Man vs. Machine – everything you need to know about computer vision

Computer vision is considered a new innovation in IT, but for aeons, people have dreamt of creating machines with the characteristics of human intelligence. Machines that can think and then act like human beings.

It’s been widely imagined in books and movies how these ideas will come to fruition in the future, giving computers the ability to come alive and “see” the world around them. But that was then…today we find ourselves in extraordinary times where machines are stepping out of our imaginations and becoming part of our everyday lives as they interpret the world around us – for us.

Read on to discover everything you need to know about computer vision and how fiction has today, become a reality.

What is computer vision?

Computer vision is a field of artificial intelligence that trains computers to interpret and understand our visual world. Using digital images from cameras and video deep learning models, computers can accurately identify and classify objects and ultimately react to what they “see.”

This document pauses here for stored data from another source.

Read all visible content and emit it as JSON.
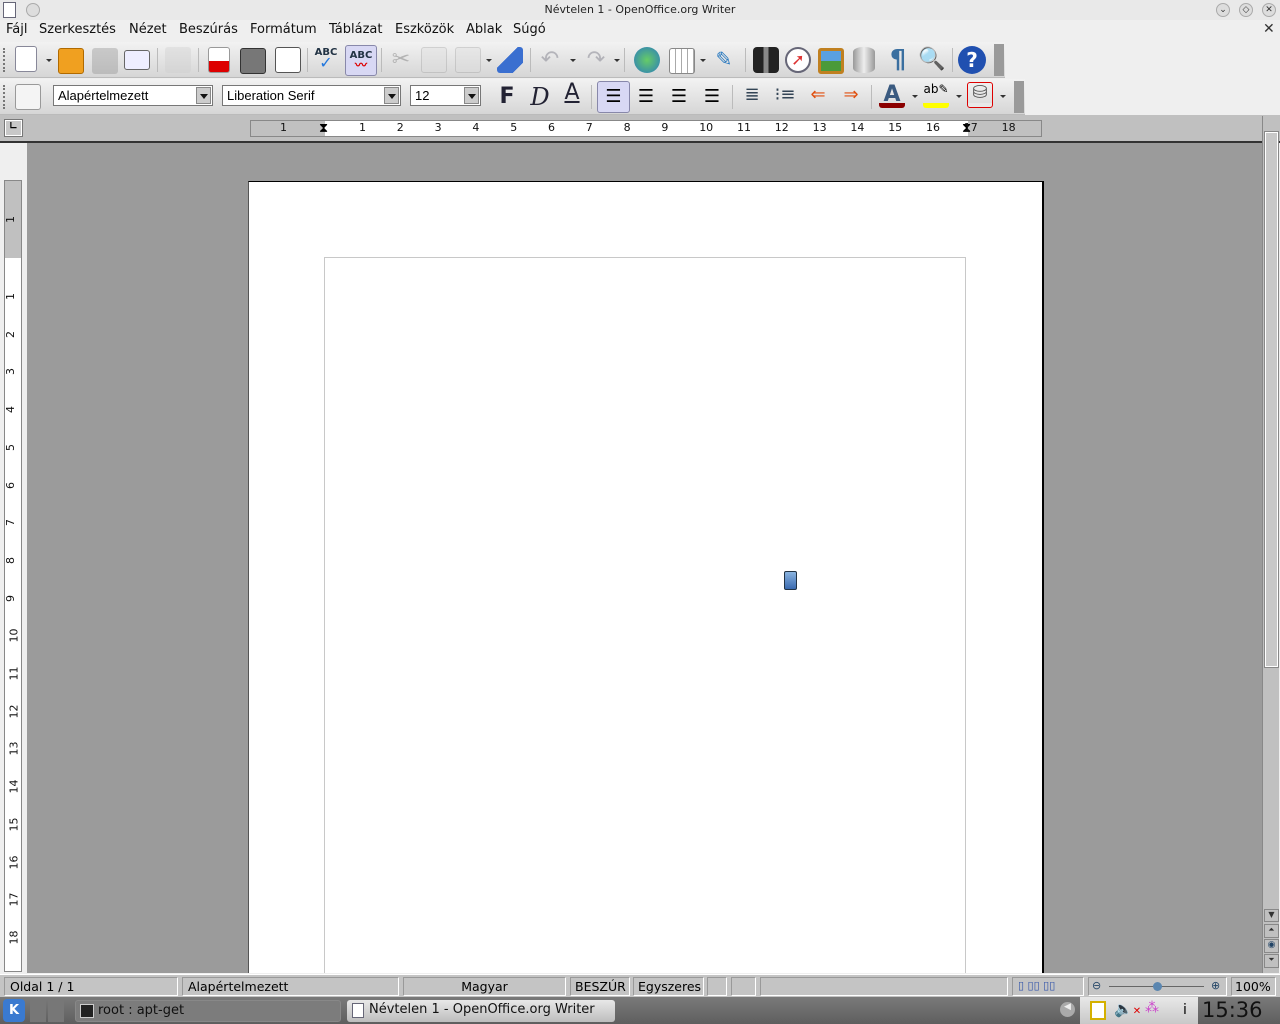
{
  "window": {
    "title": "Névtelen 1 - OpenOffice.org Writer"
  },
  "menu": [
    "Fájl",
    "Szerkesztés",
    "Nézet",
    "Beszúrás",
    "Formátum",
    "Táblázat",
    "Eszközök",
    "Ablak",
    "Súgó"
  ],
  "standard_toolbar": [
    "new-document",
    "open",
    "save",
    "email-document",
    "edit-file",
    "export-pdf",
    "print",
    "page-preview",
    "spellcheck",
    "autospellcheck",
    "cut",
    "copy",
    "paste",
    "clone-formatting",
    "undo",
    "redo",
    "hyperlink",
    "table",
    "show-draw-functions",
    "find-replace",
    "navigator",
    "gallery",
    "data-sources",
    "nonprinting-characters",
    "zoom",
    "help"
  ],
  "formatting": {
    "paragraph_style": "Alapértelmezett",
    "font_name": "Liberation Serif",
    "font_size": "12",
    "bold_label": "F",
    "italic_label": "D",
    "underline_label": "A",
    "active_alignment": "left",
    "font_color": "#8b0000",
    "highlight_color": "#ffff00",
    "background_color": "#e8e8e8"
  },
  "ruler": {
    "horizontal": [
      "1",
      "1",
      "2",
      "3",
      "4",
      "5",
      "6",
      "7",
      "8",
      "9",
      "10",
      "11",
      "12",
      "13",
      "14",
      "15",
      "16",
      "17",
      "18"
    ],
    "vertical": [
      "1",
      "1",
      "2",
      "3",
      "4",
      "5",
      "6",
      "7",
      "8",
      "9",
      "10",
      "11",
      "12",
      "13",
      "14",
      "15",
      "16",
      "17",
      "18"
    ]
  },
  "statusbar": {
    "page": "Oldal 1 / 1",
    "style": "Alapértelmezett",
    "language": "Magyar",
    "insert_mode": "BESZÚR",
    "selection_mode": "Egyszeres",
    "zoom": "100%",
    "zoom_level": 0.5
  },
  "taskbar": {
    "tasks": [
      "root : apt-get",
      "Névtelen 1 - OpenOffice.org Writer"
    ],
    "clock": "15:36",
    "info": "i"
  }
}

Science fiction becomes fact.

Computer vision is a computer science that focuses purely on imitating parts of the complex human visual system and then enabling computers to identify and process objects in images and videos in the same way that humans do.

What is deep learning?

To understand the recent process of computer vision technology, we need to dive into the algorithms that this technique relies on. Modern computer vision depends on deep learning, a specific division of machine learning, which uses algorithms to learn and improve over time from large data sets. On the other hand, machine learning relies on artificial intelligence, which acts as a foundation for both technologies.

Deep learning fits inside machine learning, a division of artificial intelligence.

Deep learning represents a more efficient way to aid computer vision—it uses a specific algorithm called a neural network. The neural networks are used to extract patterns from provided data samples. The algorithms have been inspired by the human understanding of how the brain functions, particularly, the interconnections between the vital neurons in the cerebral cortex.

Much in the same way that biologic neurons in the cerebral cortex connect and interchange signals, it’s possible to have several layers of interconnected perceptrons.

Let’s explain: input values (raw data) get passed through the network created by perceptrons and end up in the output layer, which is a prediction, or a highly educated guess about a certain object. Basically, by the end of the analysis, the machine can classify an object with a selected percentage of confidence.

How does computer vision work?

It may seem like a very far-out concept, but it’s beautifully simplistic in reality. Think about it this way: you have a factory that produces bottles. On one side you have a conveyer belt with all the bottles lined up, on the other side you have a person watching the belt to ensure the bottles are all being labelled. A computer can be placed in the right place to “watch” the bottles and ensure each one is being branded. The computer will then flag any bottles that are being labelled or if there is any obstruction or (pardon the pun) a bottleneck on the production line.  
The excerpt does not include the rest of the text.